Tutto quanto detto finora è però inutile e nient’altro che un esercizio intellettuale perché, nei fatti, l’italiano medio non esiste. All’interno dell’aggregato della ricchezza delle famiglie italiane la composizione della stessa varia enormemente. Purtroppo non ci sono statistiche nazionali sulla composizione della ricchezza, suddivise per decili di reddito. Si può però guardare a dati su alcuni strumenti specifici per vedere come cambiano le preferenze dell’investimento a seconda del reddito del risparmiatore. Tra le famiglie meno abbienti si fa ad esempio un ricorso molto maggiore a uno strumento come il buono fruttifero postale, strumento poco rischioso ma con un rendimento a scadenza alle volte persino inferiore all’inflazione.
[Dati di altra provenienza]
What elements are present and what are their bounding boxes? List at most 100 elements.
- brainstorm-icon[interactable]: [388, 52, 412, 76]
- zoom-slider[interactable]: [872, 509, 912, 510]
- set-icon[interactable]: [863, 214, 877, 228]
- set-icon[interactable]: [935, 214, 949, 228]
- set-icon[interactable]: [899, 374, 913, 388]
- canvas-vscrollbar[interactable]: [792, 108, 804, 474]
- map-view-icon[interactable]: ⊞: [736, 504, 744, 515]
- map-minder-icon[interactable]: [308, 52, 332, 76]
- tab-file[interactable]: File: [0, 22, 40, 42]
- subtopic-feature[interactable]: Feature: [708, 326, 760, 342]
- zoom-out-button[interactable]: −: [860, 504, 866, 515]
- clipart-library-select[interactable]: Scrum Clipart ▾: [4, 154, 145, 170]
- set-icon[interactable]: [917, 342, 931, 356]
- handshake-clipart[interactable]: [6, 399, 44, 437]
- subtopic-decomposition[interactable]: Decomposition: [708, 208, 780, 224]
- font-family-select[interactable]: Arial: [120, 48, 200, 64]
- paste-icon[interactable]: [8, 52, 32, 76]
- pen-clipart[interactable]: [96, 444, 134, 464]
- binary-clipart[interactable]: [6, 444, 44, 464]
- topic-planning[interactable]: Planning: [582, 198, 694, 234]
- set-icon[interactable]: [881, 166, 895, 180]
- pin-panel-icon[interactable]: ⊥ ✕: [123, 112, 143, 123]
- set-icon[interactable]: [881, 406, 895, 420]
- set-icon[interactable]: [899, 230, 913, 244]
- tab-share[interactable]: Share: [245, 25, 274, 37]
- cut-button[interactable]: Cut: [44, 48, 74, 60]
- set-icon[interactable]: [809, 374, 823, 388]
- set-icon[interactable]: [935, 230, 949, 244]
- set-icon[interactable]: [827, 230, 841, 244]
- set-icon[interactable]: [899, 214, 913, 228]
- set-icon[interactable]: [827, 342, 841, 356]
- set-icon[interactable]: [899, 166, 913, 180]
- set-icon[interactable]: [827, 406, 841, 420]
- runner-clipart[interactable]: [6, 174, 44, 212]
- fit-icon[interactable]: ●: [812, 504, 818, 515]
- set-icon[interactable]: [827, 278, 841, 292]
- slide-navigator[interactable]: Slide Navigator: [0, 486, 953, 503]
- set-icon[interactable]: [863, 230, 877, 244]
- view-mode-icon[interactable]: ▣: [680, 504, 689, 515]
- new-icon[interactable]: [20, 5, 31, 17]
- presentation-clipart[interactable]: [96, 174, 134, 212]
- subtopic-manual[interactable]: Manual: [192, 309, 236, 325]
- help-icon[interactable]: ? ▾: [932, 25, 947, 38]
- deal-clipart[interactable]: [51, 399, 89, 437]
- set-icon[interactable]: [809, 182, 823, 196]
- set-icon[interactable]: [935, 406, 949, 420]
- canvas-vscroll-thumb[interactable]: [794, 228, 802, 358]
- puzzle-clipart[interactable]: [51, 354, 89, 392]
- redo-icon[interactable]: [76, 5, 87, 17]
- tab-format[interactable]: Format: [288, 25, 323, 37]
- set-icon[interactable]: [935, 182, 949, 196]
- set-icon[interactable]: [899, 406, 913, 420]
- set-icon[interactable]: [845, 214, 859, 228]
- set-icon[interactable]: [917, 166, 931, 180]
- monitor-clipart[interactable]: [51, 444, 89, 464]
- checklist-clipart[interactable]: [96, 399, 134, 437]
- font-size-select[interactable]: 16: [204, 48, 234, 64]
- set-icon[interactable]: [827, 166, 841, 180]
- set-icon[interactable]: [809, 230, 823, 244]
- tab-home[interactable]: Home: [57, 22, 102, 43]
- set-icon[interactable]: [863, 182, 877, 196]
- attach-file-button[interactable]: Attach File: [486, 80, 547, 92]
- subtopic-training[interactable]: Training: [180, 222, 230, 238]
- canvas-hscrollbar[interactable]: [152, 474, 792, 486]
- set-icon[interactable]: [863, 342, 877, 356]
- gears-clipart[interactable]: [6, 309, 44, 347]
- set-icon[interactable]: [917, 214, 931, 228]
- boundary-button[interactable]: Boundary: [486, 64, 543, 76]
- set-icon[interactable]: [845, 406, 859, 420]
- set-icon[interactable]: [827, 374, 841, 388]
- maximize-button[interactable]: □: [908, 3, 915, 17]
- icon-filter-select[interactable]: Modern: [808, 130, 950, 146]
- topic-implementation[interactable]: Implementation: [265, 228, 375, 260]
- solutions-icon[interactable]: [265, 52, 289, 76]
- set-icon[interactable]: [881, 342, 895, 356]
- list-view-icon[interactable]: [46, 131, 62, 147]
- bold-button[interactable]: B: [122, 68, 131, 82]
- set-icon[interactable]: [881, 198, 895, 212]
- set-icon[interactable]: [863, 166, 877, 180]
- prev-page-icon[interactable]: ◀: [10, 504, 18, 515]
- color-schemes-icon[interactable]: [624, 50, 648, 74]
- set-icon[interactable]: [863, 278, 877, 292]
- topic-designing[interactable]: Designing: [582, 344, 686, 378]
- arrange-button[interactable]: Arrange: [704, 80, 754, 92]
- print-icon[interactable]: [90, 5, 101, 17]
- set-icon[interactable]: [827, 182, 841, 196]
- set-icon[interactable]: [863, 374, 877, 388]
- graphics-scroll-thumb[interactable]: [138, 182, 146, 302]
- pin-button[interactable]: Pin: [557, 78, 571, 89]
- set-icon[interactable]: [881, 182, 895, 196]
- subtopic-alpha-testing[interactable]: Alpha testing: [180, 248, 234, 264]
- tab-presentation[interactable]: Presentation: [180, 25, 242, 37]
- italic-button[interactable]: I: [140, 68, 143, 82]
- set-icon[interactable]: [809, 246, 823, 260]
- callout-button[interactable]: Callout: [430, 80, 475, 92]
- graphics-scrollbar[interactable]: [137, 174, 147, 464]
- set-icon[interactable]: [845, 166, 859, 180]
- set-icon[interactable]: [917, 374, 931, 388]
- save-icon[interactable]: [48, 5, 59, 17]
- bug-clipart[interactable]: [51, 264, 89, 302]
Viceversa, nei portafogli dei risparmiatori più benestanti sono più presenti titoli azionari o fondi comuni di investimento.

Questa differenza nei portafogli, a seconda delle fasce di reddito, è però in buona parte frutto delle decisioni del singolo più che di un inevitabile nesso di causalità. Per fare un esempio, se acquistare azioni di società estere che non si conoscono costruendo un portafoglio diversificato può effettivamente richiedere molto denaro (e una certa conoscenza del settore), avere un’esposizione ai mercati globali è accessibile a tutti con cifre bassissime tramite l’acquisto di un fondo comune o di un ETF.

In conclusione, osserviamo che il portafoglio di investimenti dell’italiano medio ha diversi difetti, quali la poca diversificazione e l’esposizione minima a strumenti che possono offrire nel tempo un apprezzamento anche significativo del capitale. L’italiano medio però non esiste: questi difetti saranno infatti molto più marcati per qualcuno e totalmente assenti per qualcun altro. Gestire in maniera più efficiente la propria ricchezza è però una possibilità alla portata di tutti, indipendentemente da quanto si possiede.